Detrás del nombre y las estrellas, hay un contexto que importa. Pemberton es originario de Methuen, Massachusetts, y su compromiso supone la tercera victoria consecutiva de Michigan State sobre Tennessee en el terreno del reclutamiento. Los Spartans ya habían superado a los Volunteers —uno de los programas que más invierte en captar talento— para firmar a Jasiah Jervis y a Coen Carr en ciclos recientes.

Ahora repiten el patrón. Y esta vez, con un matiz que subraya aún más el mérito: Michigan State logra a Pemberton apenas un año después de haber asegurado a otro base de élite como Carlos Medlock. Convencer a dos directores de juego top en ciclos consecutivos, en un mercado saturado de ofertas y NIL, no es casualidad.

La mano de Tom Izzo y su staff

Este movimiento habla de método, de constancia y de relaciones. Tom Izzo, Doug Wojcik y el resto del cuerpo técnico han construido con Pemberton una base sólida desde que el base explotó este verano. No se trató de una irrupción silenciosa.

En el circuito Adidas 3SSB, Pemberton promedió cerca de 24 puntos y 4,2 asistencias por partido. Números de guard dominante, pero también de jugador con el balón en las manos en los momentos de mayor responsabilidad.

Adam Finkelstein, director de scouting de 247Sports, lo ha seguido de cerca y su informe dibuja el perfil de un base moderno con instinto de anotador: especialista en tiros difíciles, con un juego de pull-up letal desde la media distancia y más allá del arco, un manejo de balón ajustado para desarmar defensores y una capacidad constante para forzar faltas y vivir en la línea de tiros libres.

En otras palabras: un creador que no se esconde, que puede fabricar su propio tiro y que castiga a las defensas cuando intentan ser agresivas.

Un backcourt que se arma para dominar

Con Jervis, Medlock y ahora Pemberton en el horizonte, el perímetro de Michigan State para la segunda mitad de la década apunta a ser uno de los más talentosos y versátiles del país. Un escolta cinco estrellas capaz de anotar en rachas, un base organizador ya asegurado en 2026 y otro director de juego explosivo en 2027. Tres piezas que permiten soñar con varios quintetos y estilos distintos.
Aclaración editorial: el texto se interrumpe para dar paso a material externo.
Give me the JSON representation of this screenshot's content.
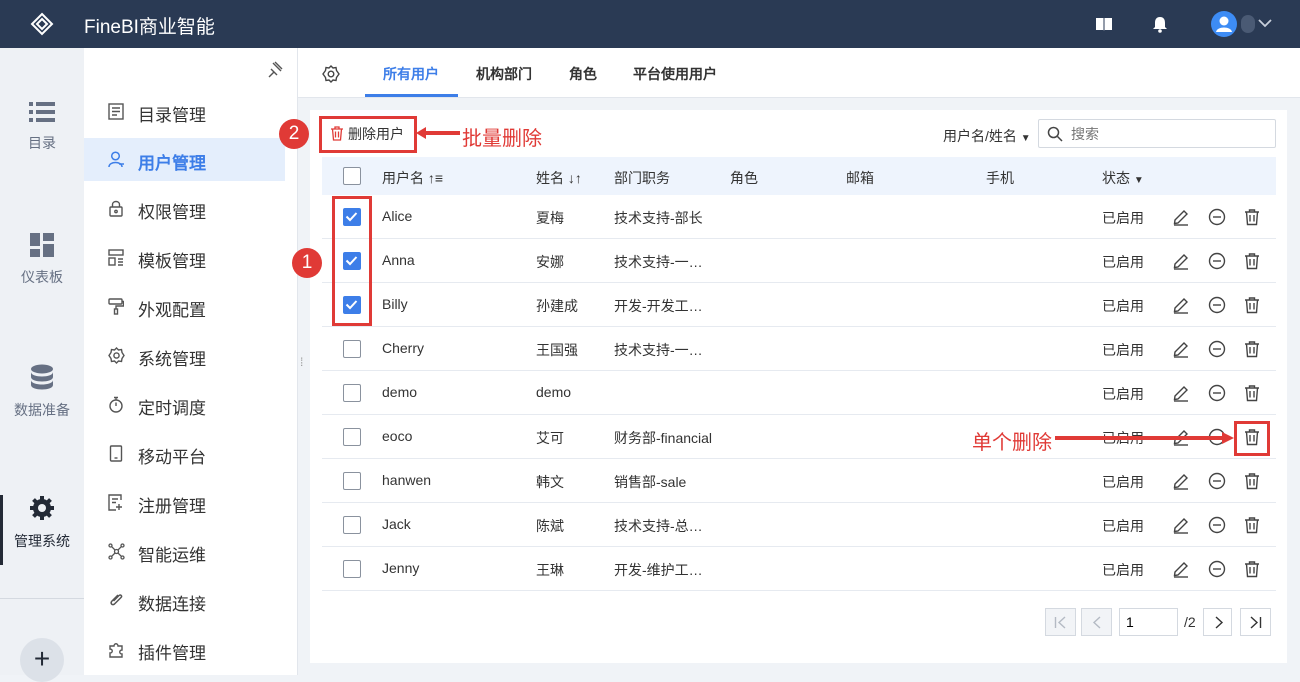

El mensaje es claro: los Spartans no solo quieren continuidad tras Jeremy Fears Jr., quieren elevar el listón. Y lo están haciendo donde más duele a los rivales, en la posición que marca el ritmo de un programa.

La pregunta ya no es si Michigan State puede seguir compitiendo en la élite del reclutamiento. La verdadera cuestión es cuántos bases de cinco estrellas más estarán dispuestos a compartir balón en East Lansing cuando vean lo que se está construyendo allí.